Mohler Lab, Room 453

This talk describes a new class of splitting methods for monotone operator problems developed by the author and P. Combettes. It can solve problems involving any finite number of operators and can operate in an asynchronous parallel manner. It has a unique feature for a decomposition algorithm: it does not need to visit every monotone operator at each iteration. The coordination step is based on the synchronous projective splitting technique developed by B. F. Svaiter and the author. One application of the method is an algorithm resembling the multi-block alternating direction method of multipliers (ADMM), but capable of highly asynchronous operation without restrictive assumptions on the problem or proximal parameters.

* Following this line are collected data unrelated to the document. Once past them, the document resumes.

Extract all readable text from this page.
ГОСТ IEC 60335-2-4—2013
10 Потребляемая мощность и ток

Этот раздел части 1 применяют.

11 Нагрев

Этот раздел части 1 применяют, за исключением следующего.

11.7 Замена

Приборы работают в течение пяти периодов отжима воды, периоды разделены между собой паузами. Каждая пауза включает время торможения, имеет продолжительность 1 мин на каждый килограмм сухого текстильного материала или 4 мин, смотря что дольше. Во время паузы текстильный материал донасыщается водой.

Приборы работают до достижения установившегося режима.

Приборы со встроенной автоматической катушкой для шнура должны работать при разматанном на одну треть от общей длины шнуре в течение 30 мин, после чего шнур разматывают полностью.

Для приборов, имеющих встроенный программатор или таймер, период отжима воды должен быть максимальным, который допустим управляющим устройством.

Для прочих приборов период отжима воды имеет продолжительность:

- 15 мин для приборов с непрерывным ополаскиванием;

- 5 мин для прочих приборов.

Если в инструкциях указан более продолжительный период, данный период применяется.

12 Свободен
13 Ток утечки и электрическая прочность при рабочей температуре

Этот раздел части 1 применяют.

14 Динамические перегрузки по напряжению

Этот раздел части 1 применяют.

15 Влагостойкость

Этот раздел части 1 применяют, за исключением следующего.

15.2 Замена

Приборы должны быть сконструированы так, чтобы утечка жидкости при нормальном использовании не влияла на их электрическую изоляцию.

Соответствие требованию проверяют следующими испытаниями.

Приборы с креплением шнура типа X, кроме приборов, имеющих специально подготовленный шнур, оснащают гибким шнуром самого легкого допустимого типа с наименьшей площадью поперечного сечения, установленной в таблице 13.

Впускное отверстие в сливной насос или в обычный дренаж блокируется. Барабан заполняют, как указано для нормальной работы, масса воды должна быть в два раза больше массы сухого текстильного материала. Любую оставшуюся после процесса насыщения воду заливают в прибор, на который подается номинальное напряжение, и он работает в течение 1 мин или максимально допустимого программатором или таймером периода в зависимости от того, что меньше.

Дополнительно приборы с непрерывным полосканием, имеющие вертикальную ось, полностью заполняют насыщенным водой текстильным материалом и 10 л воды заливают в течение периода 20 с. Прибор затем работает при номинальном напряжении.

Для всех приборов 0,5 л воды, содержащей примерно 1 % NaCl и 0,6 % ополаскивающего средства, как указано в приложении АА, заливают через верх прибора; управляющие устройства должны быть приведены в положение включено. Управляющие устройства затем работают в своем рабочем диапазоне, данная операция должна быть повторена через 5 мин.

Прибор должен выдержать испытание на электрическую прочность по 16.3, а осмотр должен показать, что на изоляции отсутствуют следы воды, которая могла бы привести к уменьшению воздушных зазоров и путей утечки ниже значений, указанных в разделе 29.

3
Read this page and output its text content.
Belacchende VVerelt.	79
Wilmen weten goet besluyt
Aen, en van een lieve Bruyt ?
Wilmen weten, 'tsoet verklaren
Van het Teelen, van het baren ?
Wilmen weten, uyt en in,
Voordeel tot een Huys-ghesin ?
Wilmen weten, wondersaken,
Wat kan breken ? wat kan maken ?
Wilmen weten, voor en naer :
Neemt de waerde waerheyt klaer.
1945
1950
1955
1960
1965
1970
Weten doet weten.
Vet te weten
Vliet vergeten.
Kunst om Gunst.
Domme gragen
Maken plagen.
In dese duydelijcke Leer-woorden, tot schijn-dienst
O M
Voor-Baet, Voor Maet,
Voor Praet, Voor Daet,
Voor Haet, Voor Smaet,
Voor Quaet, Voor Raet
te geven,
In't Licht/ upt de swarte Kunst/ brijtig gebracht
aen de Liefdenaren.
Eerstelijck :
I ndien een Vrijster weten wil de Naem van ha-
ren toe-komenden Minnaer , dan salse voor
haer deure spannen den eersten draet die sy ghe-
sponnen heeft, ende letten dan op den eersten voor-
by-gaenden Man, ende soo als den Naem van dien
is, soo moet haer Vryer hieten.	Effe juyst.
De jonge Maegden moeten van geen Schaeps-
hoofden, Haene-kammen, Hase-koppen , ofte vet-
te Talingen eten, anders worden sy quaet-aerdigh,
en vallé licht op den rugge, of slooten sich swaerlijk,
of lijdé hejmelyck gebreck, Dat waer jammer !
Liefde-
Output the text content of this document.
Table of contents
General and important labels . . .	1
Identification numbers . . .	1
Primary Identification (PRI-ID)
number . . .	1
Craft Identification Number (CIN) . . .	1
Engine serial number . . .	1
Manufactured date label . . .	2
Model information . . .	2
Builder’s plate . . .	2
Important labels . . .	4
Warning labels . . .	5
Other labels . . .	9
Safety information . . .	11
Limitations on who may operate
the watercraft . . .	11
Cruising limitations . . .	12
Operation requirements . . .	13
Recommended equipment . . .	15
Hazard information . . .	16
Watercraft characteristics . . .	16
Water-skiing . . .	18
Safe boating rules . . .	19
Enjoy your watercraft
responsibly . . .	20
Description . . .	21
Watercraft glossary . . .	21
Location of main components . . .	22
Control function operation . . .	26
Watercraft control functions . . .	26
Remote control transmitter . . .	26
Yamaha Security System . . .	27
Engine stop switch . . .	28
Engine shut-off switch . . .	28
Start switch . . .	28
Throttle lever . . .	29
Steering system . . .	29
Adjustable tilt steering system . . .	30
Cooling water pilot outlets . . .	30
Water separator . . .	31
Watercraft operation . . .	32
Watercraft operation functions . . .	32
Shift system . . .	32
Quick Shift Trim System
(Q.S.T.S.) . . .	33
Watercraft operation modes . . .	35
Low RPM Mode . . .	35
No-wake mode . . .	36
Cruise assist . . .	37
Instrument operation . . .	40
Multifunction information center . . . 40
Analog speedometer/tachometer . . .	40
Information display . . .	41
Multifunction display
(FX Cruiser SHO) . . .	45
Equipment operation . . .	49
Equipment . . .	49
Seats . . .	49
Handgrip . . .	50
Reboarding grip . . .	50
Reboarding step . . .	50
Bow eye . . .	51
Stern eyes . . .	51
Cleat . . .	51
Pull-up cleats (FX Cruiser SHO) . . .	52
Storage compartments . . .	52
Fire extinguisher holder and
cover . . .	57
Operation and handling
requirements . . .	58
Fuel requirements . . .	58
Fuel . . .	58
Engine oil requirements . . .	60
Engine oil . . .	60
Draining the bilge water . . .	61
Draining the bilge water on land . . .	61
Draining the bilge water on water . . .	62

Time permitting, we may also discuss an application to stochastic programming.

Bio Sketch: 

Jonathan Eckstein is a Professor in the department of Management Science and Information Systems at Rutgers University. His principle research interests are in numerical optimization algorithms, both continuous and discrete, and especially their implementation on parallel computing platforms. Areas of particular focus include augmented Lagrangian/proximal methods, branch-and-bound algorithms, and stochastic programming. He has also worked on risk-averse optimization modeling and on applying O.R. techniques to managing information systems. He completed his Ph.D. in Operations Research at M.I.T. in 1989, and then taught at Harvard Business School for two years. He then spent four years in the Mathematical Sciences Research Group of Thinking Machines, Inc. before joining Rutgers. At Rutgers, he led an effort establishing a new undergraduate major in Business Analytics and Information Technology ("BAIT"). In 2014, he was elected a fellow of INFORMS (the Institute for Operations Research and Management Science).